Geogebra in an Elementary Classroom

Today I was fortunate to have a guest in my class; Sergio from Yokohama International School.  He is a high school math teacher and came to the school to work with our high school teachers on incorporating tecnhology into the math class.  As an Elementary teacher, there was no way I was going to let an opportunity like this slip by, so I made sure he stopped into Grade 5.6 to show us a thing or two.  I have always believed that there is a strong crossover and correlation between the strategies that go on in a dynamic high school classroom and the strategies that are used in an elementary classroom.  If there is a divide in how schools operate on these two levels, it is completely artificial.  We have more in common than you think.

Anyway, I'm getting off topic again.  Back to Sergio and Geogebra.

I know what Geogebra is, mostly through twitter and blogs that I follow, but to be honest with you, programming is something I am afraid of.  I don't know anything about it, and I have never really tried to learn even the basics.  Ask me to build a house, and I will go straight to it; but ask me to program a computer to make a box and whiskers plot, and I will stare at you blankly.  Thankfully, there are great people out there who are willing to sit down with people like me and help us.  Today, I got to sit back and observe my class working with another teacher.  More importantly, I got to be a student myself.

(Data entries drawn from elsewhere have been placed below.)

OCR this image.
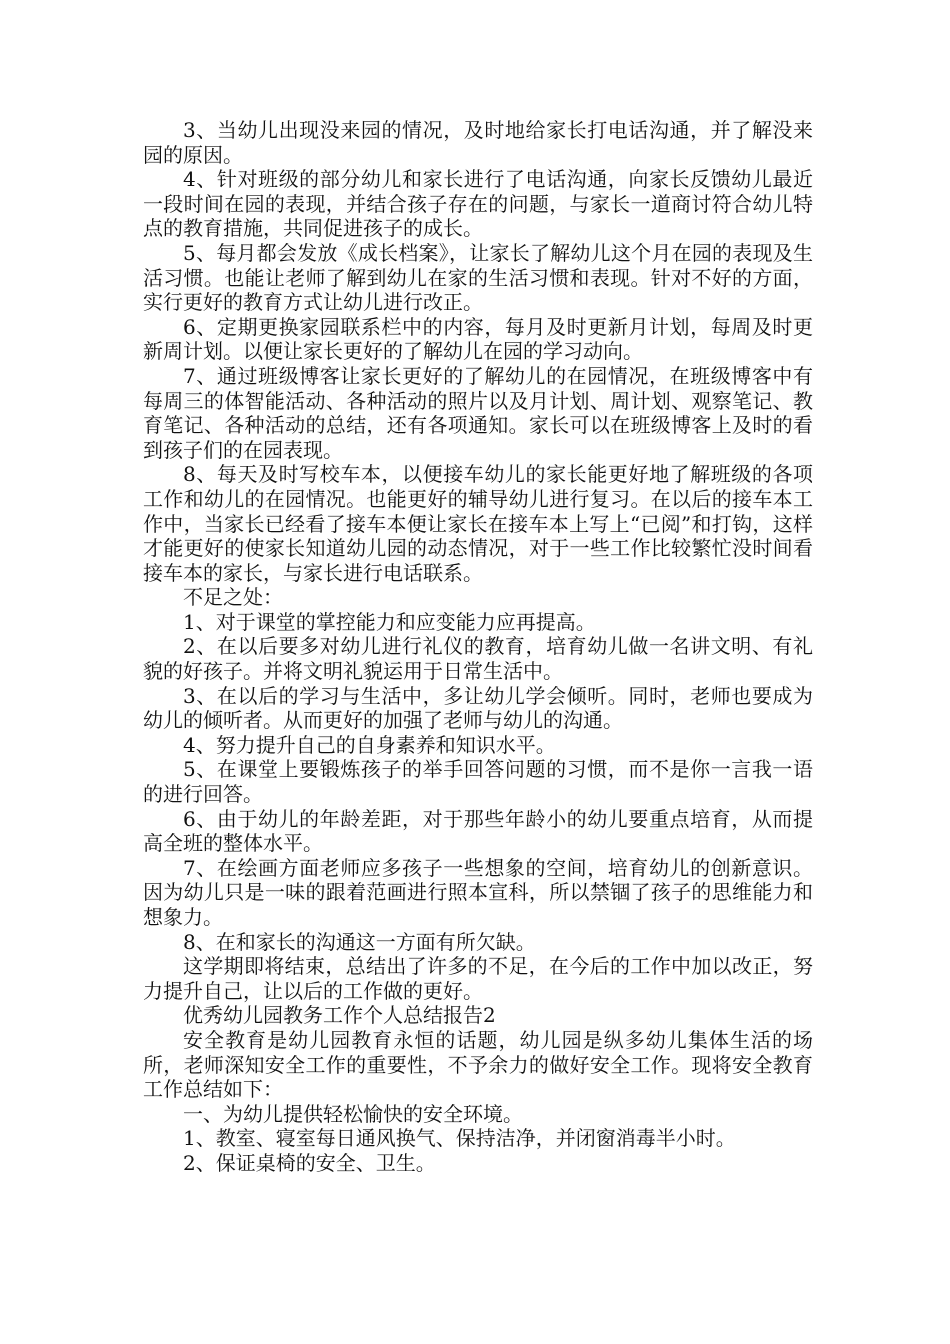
3、当幼儿出现没来园的情况，及时地给家长打电话沟通，并了解没来园的原因。

4、针对班级的部分幼儿和家长进行了电话沟通，向家长反馈幼儿最近一段时间在园的表现，并结合孩子存在的问题，与家长一道商讨符合幼儿特点的教育措施，共同促进孩子的成长。

5、每月都会发放《成长档案》，让家长了解幼儿这个月在园的表现及生活习惯。也能让老师了解到幼儿在家的生活习惯和表现。针对不好的方面，实行更好的教育方式让幼儿进行改正。

6、定期更换家园联系栏中的内容，每月及时更新月计划，每周及时更新周计划。以便让家长更好的了解幼儿在园的学习动向。

7、通过班级博客让家长更好的了解幼儿的在园情况，在班级博客中有每周三的体智能活动、各种活动的照片以及月计划、周计划、观察笔记、教育笔记、各种活动的总结，还有各项通知。家长可以在班级博客上及时的看到孩子们的在园表现。

8、每天及时写校车本，以便接车幼儿的家长能更好地了解班级的各项工作和幼儿的在园情况。也能更好的辅导幼儿进行复习。在以后的接车本工作中，当家长已经看了接车本便让家长在接车本上写上“已阅”和打钩，这样才能更好的使家长知道幼儿园的动态情况，对于一些工作比较繁忙没时间看接车本的家长，与家长进行电话联系。

不足之处：

1、对于课堂的掌控能力和应变能力应再提高。

2、在以后要多对幼儿进行礼仪的教育，培育幼儿做一名讲文明、有礼貌的好孩子。并将文明礼貌运用于日常生活中。

3、在以后的学习与生活中，多让幼儿学会倾听。同时，老师也要成为幼儿的倾听者。从而更好的加强了老师与幼儿的沟通。

4、努力提升自己的自身素养和知识水平。

5、在课堂上要锻炼孩子的举手回答问题的习惯，而不是你一言我一语的进行回答。

6、由于幼儿的年龄差距，对于那些年龄小的幼儿要重点培育，从而提高全班的整体水平。

7、在绘画方面老师应多孩子一些想象的空间，培育幼儿的创新意识。因为幼儿只是一味的跟着范画进行照本宣科，所以禁锢了孩子的思维能力和想象力。

8、在和家长的沟通这一方面有所欠缺。

这学期即将结束，总结出了许多的不足，在今后的工作中加以改正，努力提升自己，让以后的工作做的更好。

优秀幼儿园教务工作个人总结报告2

安全教育是幼儿园教育永恒的话题，幼儿园是纵多幼儿集体生活的场所，老师深知安全工作的重要性，不予余力的做好安全工作。现将安全教育工作总结如下：

一、为幼儿提供轻松愉快的安全环境。

1、教室、寝室每日通风换气、保持洁净，并闭窗消毒半小时。

2、保证桌椅的安全、卫生。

Sergio started his lesson with a simple little activity.  He led them through a discussion about what a reaction time is.  Why is it important?  When is it used by humans?  Animals?  And finally, how can we measure it?  After a brief conversation about the difficulties of controlling variables using something like a pen, or a ruler; we got them to work on their computers on a website that times their reactions to a changing traffic light.  Each child went through with two trials, recorded their data, and then gave it to him.  Lastly, he placed all the data into the spreadsheet in Geogebra.

Next, using a simple formula, he made it all come into a visual diagram, in a box and whiskers plot.


This was my students first exposure to a box and whiskers diagram, so he asked them a bunch of probing questions to see if they could analyze the data.  The beauty of the program is that you can go into the data and manipulate it and see the changes that happen as a result of the transformation.  For example, if we change the highest number from a .56 to a 1.3, they see that the outlying point on the arm will move outwards, and the box in the middle will elongate.  This lead to a series of fascinating discussions.  He led the group through some ranking questions; which is faster?  which is slowest?  which is most consistent?  which is most inconsistent?  and then had them create their boxes using the whiteboard marker on top of the screen; show me a box that was consistently fast but got really unlucky once.

What I love about the whole thing is that it was all based on something that they did, and data that they recorded.  Through all this talk of average, outliers, consistent, data; they were really talking about who has the fastest reflexes in the class.  It was great to hear that the data has a name, rather than just a numerical symbol.

As for myself, I spent the next hour afterwards trying to figure out how to use the programming and how to remake the models he built.  I found some great resources, and build a nice box and whisker diagram, but I will need continued practice.

I think it is a powerful enough tool that I might just take the time to learn it.

On a side note; it was interesting to see how my class interacted with another teacher that they had just met.  They were very shy, and different.  Sergio had a great demeanor in the class and makes them all feel comfortable and they laughed together, but they were hesitant to make mistakes and give an incorrect answer, while with me, they will always try.  There is no hesitation.

A powerful reflection on the coherence of a classroom community, and how hard it is to find yourself embedded in a new collective.